The provincial rollout established multiple CISSS entities corresponding to territorial divisions including regions identified by the Institut de la statistique du Québec such as Montérégie, Laval, Gaspésie–Îles-de-la-Madeleine, and Nord-du-Québec. Each CISSS integrates a network of hospitals (for example, Hôpital de l'Enfant-Jésus), long-term care centres (e.g., regional CHSLD), community service centres like CLSC Saint-Laurent, mental health clinics, and youth protection services linked with provincial bodies such as the Directeur de la protection de la jeunesse. Networks are structured to coordinate referral pathways among tertiary centres like Centre hospitalier universitaire de Québec and regional facilities, and to align with ambulance services governed by provincial contracts and municipal emergency responders including Service de police de la Ville de Montréal for crisis coordination.
CISSS budgets are principally financed through allocations from the Ministère de la Santé et des Services sociaux (Québec), supplemented by targeted program transfers, capital funding, and third-party reimbursements including federal transfers tied to mechanisms involving Health Canada and accords like the Canada Health Act framework. Budgetary processes require submission of annual budgets and multi-year financial plans consistent with provincial fiscal rules administered by the Secrétariat du Conseil du trésor (Québec), and they must reflect negotiated salary obligations with unions such as the Syndicat des travailleurs et travailleuses and collective bargaining outcomes from the Commission des normes, de l'équité, de la santé et de la sécurité du travail (CNESST). Capital projects may be delivered through public-private partnership models evaluated against standards set by the Autorité des marchés publics.
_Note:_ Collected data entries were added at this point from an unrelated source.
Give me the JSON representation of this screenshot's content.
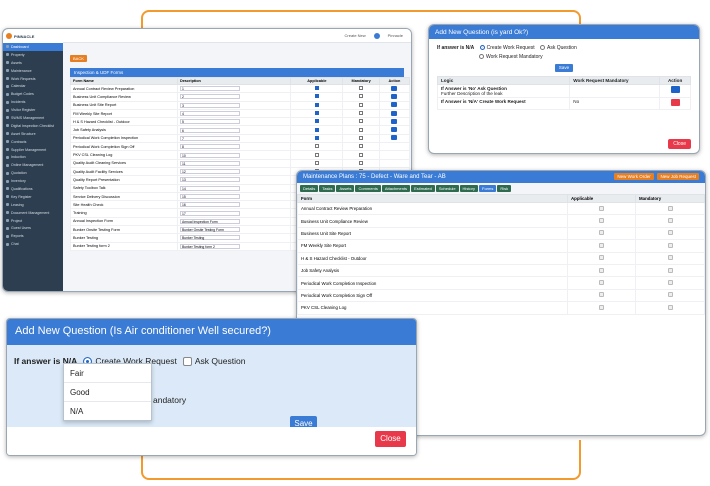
{
  "app": {
    "logo_text": "PINNACLE",
    "top_right_text": "Create New",
    "user_text": "Pinnacle",
    "sidebar": [
      "Dashboard",
      "Property",
      "Assets",
      "Maintenance",
      "Work Requests",
      "Calendar",
      "Budget Codes",
      "Incidents",
      "Visitor Register",
      "SWMS Management",
      "Digital Inspection Checklist",
      "Asset Structure",
      "Contracts",
      "Supplier Management",
      "Induction",
      "Online Management",
      "Quotation",
      "Inventory",
      "Qualifications",
      "Key Register",
      "Leasing",
      "Document Management",
      "Project",
      "Guest Users",
      "Reports",
      "Chat"
    ],
    "back_label": "BACK",
    "card_title": "Inspection & UDF Forms",
    "table_headers": [
      "Form Name",
      "Description",
      "Applicable",
      "Mandatory",
      "Action"
    ],
    "rows": [
      {
        "name": "Annual Contract Review Preparation",
        "desc": "1",
        "applicable": true
      },
      {
        "name": "Business Unit Compliance Review",
        "desc": "2",
        "applicable": true
      },
      {
        "name": "Business Unit Site Report",
        "desc": "3",
        "applicable": true
      },
      {
        "name": "FM Weekly Site Report",
        "desc": "4",
        "applicable": true
      },
      {
        "name": "H & S Hazard Checklist - Outdoor",
        "desc": "5",
        "applicable": true
      },
      {
        "name": "Job Safety Analysis",
        "desc": "6",
        "applicable": true
      },
      {
        "name": "Periodical Work Completion Inspection",
        "desc": "7",
        "applicable": true
      },
      {
        "name": "Periodical Work Completion Sign Off",
        "desc": "8",
        "applicable": false
      },
      {
        "name": "PKV CSL Cleaning Log",
        "desc": "10",
        "applicable": false
      },
      {
        "name": "Quality Audit Cleaning Services",
        "desc": "11",
        "applicable": false
      },
      {
        "name": "Quality Audit Facility Services",
        "desc": "12",
        "applicable": false
      },
      {
        "name": "Quality Report Presentation",
        "desc": "13",
        "applicable": false
      },
      {
        "name": "Safety Toolbox Talk",
        "desc": "14",
        "applicable": false
      },
      {
        "name": "Service Delivery Discussion",
        "desc": "15",
        "applicable": false
      },
      {
        "name": "Site Health Check",
        "desc": "16",
        "applicable": false
      },
      {
        "name": "Training",
        "desc": "17",
        "applicable": false
      },
      {
        "name": "Annual Inspection Form",
        "desc": "Annual Inspection Form",
        "applicable": false
      },
      {
        "name": "Bunker Onsite Testing Form",
        "desc": "Bunker Onsite Testing Form",
        "applicable": false
      },
      {
        "name": "Bunker Testing",
        "desc": "Bunker Testing",
        "applicable": false
      },
      {
        "name": "Bunker Testing form 2",
        "desc": "Bunker Testing form 2",
        "applicable": false
      }
    ]
  },
  "dialog_small": {
    "title": "Add New Question (is yard Ok?)",
    "answer_label": "If answer is N/A",
    "opt1": "Create Work Request",
    "opt2": "Ask Question",
    "opt3": "Work Request Mandatory",
    "save": "Save",
    "headers": [
      "Logic",
      "Work Request Mandatory",
      "Action"
    ],
    "rows": [
      {
        "logic": "If Answer is 'No' Ask Question",
        "sub": "Further Description of the leak",
        "mandatory": ""
      },
      {
        "logic": "If Answer is 'N/A' Create Work Request",
        "sub": "",
        "mandatory": "No"
      }
    ],
    "close": "Close"
  },
  "maint": {
    "title": "Maintenance Plans : 75 - Defect - Ware and Tear - AB",
    "btn_new_work_order": "New Work Order",
    "btn_new_job_request": "New Job Request",
    "tabs": [
      "Details",
      "Tasks",
      "Assets",
      "Comments",
      "Attachments",
      "Estimated",
      "Schedule",
      "History",
      "Forms",
      "Risk"
    ],
    "headers": [
      "Form",
      "Applicable",
      "Mandatory"
    ],
    "rows": [
      "Annual Contract Review Preparation",
      "Business Unit Compliance Review",
      "Business Unit Site Report",
      "FM Weekly Site Report",
      "H & S Hazard Checklist - Outdoor",
      "Job Safety Analysis",
      "Periodical Work Completion Inspection",
      "Periodical Work Completion Sign Off",
      "PKV CSL Cleaning Log"
    ]
  },
  "dialog_big": {
    "title": "Add New Question (Is Air conditioner Well secured?)",
    "answer_label": "If answer is N/A",
    "opt1": "Create Work Request",
    "opt2": "Ask Question",
    "mandatory_suffix": "andatory",
    "dropdown": [
      "Fair",
      "Good",
      "N/A"
    ],
    "save": "Save",
    "close": "Close"
  }
}
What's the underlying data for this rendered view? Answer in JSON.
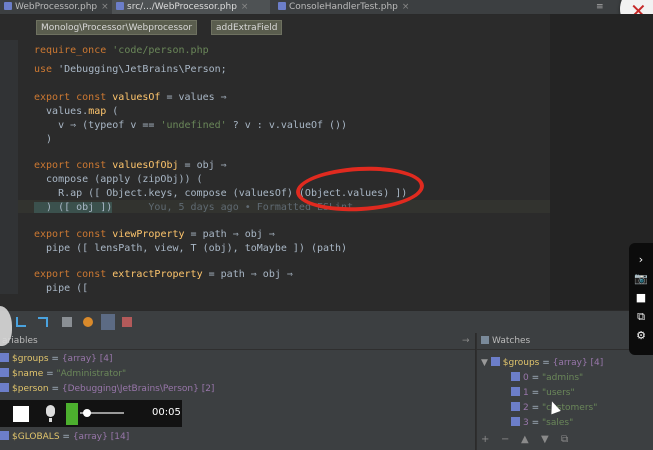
{
  "tabs": [
    {
      "label": "WebProcessor.php",
      "active": false
    },
    {
      "label": "src/.../WebProcessor.php",
      "active": true
    },
    {
      "label": "ConsoleHandlerTest.php",
      "active": false
    }
  ],
  "tab_overflow": "≡",
  "close_glyph": "✕",
  "breadcrumbs": [
    "Monolog\\Processor\\Webprocessor",
    "addExtraField"
  ],
  "code": {
    "require_once": {
      "kw": "require_once",
      "path": "'code/person.php"
    },
    "use": {
      "kw": "use",
      "ns": "'Debugging\\JetBrains\\Person;"
    },
    "l1": {
      "a": "export const ",
      "b": "valuesOf",
      "c": " = values ⇒"
    },
    "l2": {
      "a": "  values.",
      "b": "map",
      "c": " ("
    },
    "l3": {
      "a": "    v ⇒ (typeof v == ",
      "b": "'undefined'",
      "c": " ? v : v.valueOf ())"
    },
    "l4": "  )",
    "l5": {
      "a": "export const ",
      "b": "valuesOfObj",
      "c": " = obj ⇒"
    },
    "l6": {
      "a": "  compose (apply (zipObj)) ("
    },
    "l7": {
      "a": "    R.ap ([ Object.keys, compose (valuesOf) (Object.values) ])"
    },
    "l8": {
      "a": "  ) ([ obj ])",
      "blame": "      You, 5 days ago • Formatted ESLint"
    },
    "l9": {
      "a": "export const ",
      "b": "viewProperty",
      "c": " = path ⇒ obj ⇒"
    },
    "l10": {
      "a": "  pipe ([ lensPath, view, T (obj), toMaybe ]) (path)"
    },
    "l11": {
      "a": "export const ",
      "b": "extractProperty",
      "c": " = path ⇒ obj ⇒"
    },
    "l12": {
      "a": "  pipe (["
    }
  },
  "variables": {
    "header": "ariables",
    "rows": [
      {
        "name": "$groups",
        "eq": " = ",
        "value": "{array} [4]",
        "str": false
      },
      {
        "name": "$name",
        "eq": " = ",
        "value": "\"Administrator\"",
        "str": true
      },
      {
        "name": "$person",
        "eq": " = ",
        "value": "{Debugging\\JetBrains\\Person} [2]",
        "str": false
      },
      {
        "name": "$GLOBALS",
        "eq": " = ",
        "value": "{array} [14]",
        "str": false
      }
    ],
    "corner_glyph": "→"
  },
  "watches": {
    "header": "Watches",
    "root": {
      "name": "$groups",
      "eq": " = ",
      "value": "{array} [4]"
    },
    "items": [
      {
        "index": "0",
        "eq": " = ",
        "value": "\"admins\""
      },
      {
        "index": "1",
        "eq": " = ",
        "value": "\"users\""
      },
      {
        "index": "2",
        "eq": " = ",
        "value": "\"customers\""
      },
      {
        "index": "3",
        "eq": " = ",
        "value": "\"sales\""
      }
    ],
    "toolbar": [
      "+",
      "−",
      "▲",
      "▼",
      "⧉"
    ]
  },
  "recorder": {
    "time": "00:05",
    "level": 0.1
  },
  "sidebar_icons": [
    "›",
    "📷",
    "■",
    "⧉",
    "⚙"
  ],
  "colors": {
    "annotation": "#e02a1f",
    "accent": "#6c7ec9"
  }
}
CISSS performance is monitored via indicators defined by the Ministère de la Santé et des Services sociaux (Québec) and assessed by agencies including the Institut national d'excellence en santé et en services sociaux (INESSS) and the Protecteur du citoyen (Québec). Metrics cover wait times for specialized services comparing benchmarks used by institutions like Hôpital Maisonneuve-Rosemont, readmission rates aligned with standards from the Fédération des médecins spécialistes du Québec, and quality indicators in long-term care overseen by provincial inspectors and the Commission de la santé et de la sécurité du travail (CSST). Accountability mechanisms include annual reports, audits by the Vérificateur général du Québec, and public consultations coordinated with municipal partners such as Montréal and community organizations like the Table de concertation networks. Continuous improvement initiatives often draw on research collaborations with universities such as Université de Montréal and Université Laval to inform evidence-based reforms.